0

I am working on an application that uses Amazon Kinesis, and one of the things I was wondering about is how you can roll over an application during an upgrade without data loss on streams. I have heard about things like blue/green deployments and such, but I was wondering what is the best practice for upgrading a data streaming service so you don't loose data from your streams.

For example, my application has an HTTP endpoint that ingests data as a series of POST operations. If I want to replace the service with a newer version, how do I manage existing application streaming to my endpoint?

Eric Kolotyluk
  • 1,958
  • 2
  • 21
  • 30

1 Answers1

0

One common method is having a software load balancer (LB) with a virtual IP; behind this LB there would be at least two HTTP ingestion endpoints during normal operation. During upgrade, each endpoint is announced out and upgraded in turn. The LB ensures that no traffic is forwarded to an announced out endpoint.

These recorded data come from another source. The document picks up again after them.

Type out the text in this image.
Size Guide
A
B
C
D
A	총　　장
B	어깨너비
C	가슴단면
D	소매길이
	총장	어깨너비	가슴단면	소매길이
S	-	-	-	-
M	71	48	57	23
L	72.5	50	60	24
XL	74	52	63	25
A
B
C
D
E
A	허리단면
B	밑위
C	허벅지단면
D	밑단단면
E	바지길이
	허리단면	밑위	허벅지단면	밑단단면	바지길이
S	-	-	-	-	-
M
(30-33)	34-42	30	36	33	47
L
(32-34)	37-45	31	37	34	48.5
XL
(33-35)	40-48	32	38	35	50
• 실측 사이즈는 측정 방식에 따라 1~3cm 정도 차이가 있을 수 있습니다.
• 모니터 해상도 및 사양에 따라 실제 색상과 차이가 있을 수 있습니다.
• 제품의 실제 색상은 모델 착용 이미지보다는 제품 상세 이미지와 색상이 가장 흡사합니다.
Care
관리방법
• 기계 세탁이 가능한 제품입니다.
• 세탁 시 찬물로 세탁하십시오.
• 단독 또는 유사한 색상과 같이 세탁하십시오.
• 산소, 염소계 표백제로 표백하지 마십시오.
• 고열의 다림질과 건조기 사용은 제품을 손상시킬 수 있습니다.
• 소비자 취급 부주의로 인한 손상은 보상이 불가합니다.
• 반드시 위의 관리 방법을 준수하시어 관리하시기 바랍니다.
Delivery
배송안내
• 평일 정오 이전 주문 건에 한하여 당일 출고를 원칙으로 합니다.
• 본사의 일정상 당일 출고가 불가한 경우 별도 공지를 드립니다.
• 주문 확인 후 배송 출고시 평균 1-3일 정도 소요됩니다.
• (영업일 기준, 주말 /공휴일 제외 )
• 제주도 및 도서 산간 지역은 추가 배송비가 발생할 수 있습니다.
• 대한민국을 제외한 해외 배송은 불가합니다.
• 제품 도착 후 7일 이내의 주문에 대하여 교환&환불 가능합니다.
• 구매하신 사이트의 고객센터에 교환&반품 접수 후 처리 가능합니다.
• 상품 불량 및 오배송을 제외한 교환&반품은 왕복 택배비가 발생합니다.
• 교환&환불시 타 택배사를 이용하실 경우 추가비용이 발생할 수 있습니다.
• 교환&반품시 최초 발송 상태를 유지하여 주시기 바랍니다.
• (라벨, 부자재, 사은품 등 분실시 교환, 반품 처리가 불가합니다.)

(The endpoints themselves can be on separate VMs, Docker containers or physical nodes).

Of course, the stream needs to be finite; the TCP socket/HTTP stream is owned by one of the endpoints. However, as long as the stream can be stopped gracefully, the following flow works, assuming endpoint A owns the current ingestion:

  1. Tell endpoint A not to accept new streams. All new streams will be redirected only to endpoint B by the LB.
  2. Gracefully stop existing streams on endpoint A.
  3. Upgrade A.
  4. Announce A back in.
  5. Rinse and repeat with endpoint B.

As a side point, you would need two endpoints with a load balanced (or master/slave) set-up if you require any reasonable uptime and reliability guarantees.

There are more bespoke methods which allow hot code swap on the same endpoint, but they are more bespoke and rely on specific internal design (e.g. separate process between networking and processing stack connected by IPC).

RomanK
  • 1,258
  • 7
  • 18